Local temporary file system in memory¶
The memory of compute nodes can also be used to store data using a file system-like access. Every Linux OS mounts (part of) the system memory under the path
/dev/shm/, where any user can write into, similarly to the
/tmp/ directory. This kind of file system may help in case of multiple accesses to the same files or in case of very small files, which are usually troublesome for parallel file systems.
/dev/shm reduces the memory available to the OS and may cause compute node to go Out Of Memory (OOM), which will kill your processes and interrupt your job and/or crash the compute node itself.
Each architecture of compute nodes at NERSC ships with different memory layouts, so the advice is to first inspect the memory each architecture reserves to
/dev/shm in an interactive session using
df -h /dev/shm (by default the storage space reserved to tmpfs is half the physical RAM installed). Note that
/dev/shm is a file system local to each node, so no shared file access is possible across multiple nodes of a job.

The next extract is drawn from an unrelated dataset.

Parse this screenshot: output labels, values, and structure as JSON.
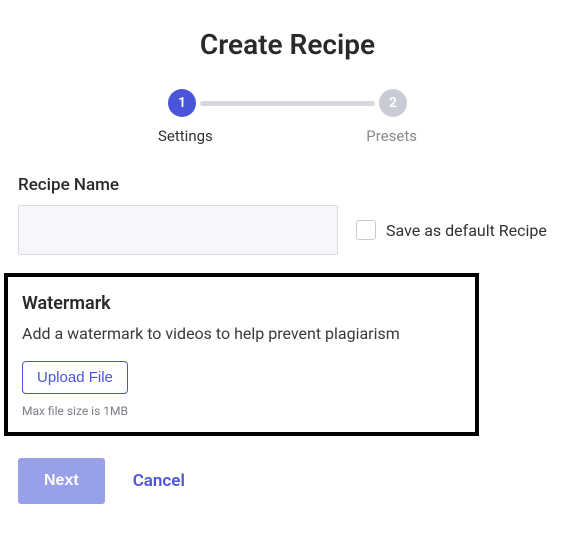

Since data is purged after every job is completed, users cannot expect their data to persist across jobs, and will be required to manually stage in their data into
/dev/shm before every execution and stage it out before completing. If this data movement involves several small files, the best approach would be to create an archive containing all the files beforehand (e.g. on a DTN node, to avoid wasting precious compute time), then inside the job extract the data from the archive into
/dev/shm: this minimizes the number of accesses to small files on the parallel file systems and produce instead large contiguous file accesses.

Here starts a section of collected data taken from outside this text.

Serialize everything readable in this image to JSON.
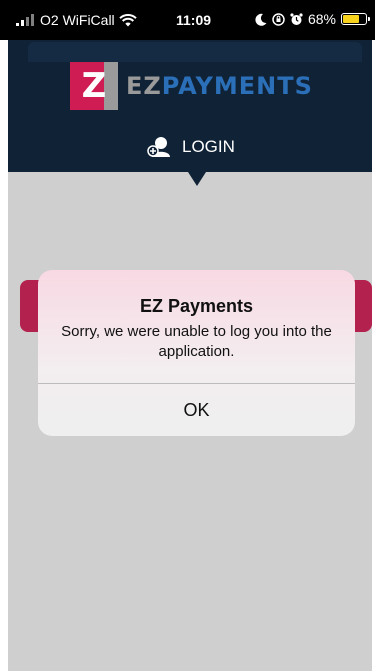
{
  "status_bar": {
    "carrier": "O2 WiFiCall",
    "time": "11:09",
    "battery": "68%"
  },
  "header": {
    "logo_mark": "Z",
    "logo_text_1": "EZ",
    "logo_text_2": "PAYMENTS",
    "login_label": "LOGIN"
  },
  "alert": {
    "title": "EZ Payments",
    "message": "Sorry, we were unable to log you into the application.",
    "ok_label": "OK"
  },
  "icons": {
    "wifi": "wifi-icon",
    "moon": "moon-icon",
    "lock_rotation": "orientation-lock-icon",
    "alarm": "alarm-icon",
    "battery": "battery-icon",
    "user": "user-add-icon"
  },
  "colors": {
    "header": "#0f2236",
    "brand": "#cf1c52",
    "payments": "#2b6fb8",
    "background": "#cfcfcf"
  }
}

For example, let’s assume several small input files are needed to bootstrap your jobs, and are stored in your scratch directory at
$SCRATCH/files/. Here’s how you could produce a compressed archive
input.tar.gz (note that the
$SCRATCH variable is not expanded in the dtn nodes):
ssh dtn03.nersc.gov cd /global/cscratch1/sd/$USER/ tar -czf input.tar.gz files/
Now you can unarchive it in
/dev/shm when inside a job.
Note that there may already be some system directories in
/dev/shm which may cause your process to misbehave: for this reason you may want to create a subdirectory only for you and unarchive your files in there, when inside your job:
mkdir /dev/shm/$USER tar -C /dev/shm/$USER -xf $SCRATCH/input.tar.gz
A similar approach to the stage-in needs to be taken before the job completion, in order to store important files created by the job. For example, if a job created files in
/dev/shm/$USER/, we may want to archive and compress them into a single file with:
cd /dev/shm/$USER/ tar -czf $SCRATCH/output_collection/output.tar.gz .
The user will need to pay attention at the memory usage on the node: storing too much data in a tmpfs on memory may force the kernel to kill running processes and/or cause the node to crash if not enough memory is left available.
Also important to note is that
/dev/shm, being volatile memory, does not offer any fault tolerance solution, and a node crash will cause the data to be lost: see also our documentation on Checkpointing for solutions.
If you're creating large archives (over the GB threshold) please consider striping the scratch directory where you will create the archive.
A similar solution is to use temporary XFS file systems on top of Lustre, when using shifter containers.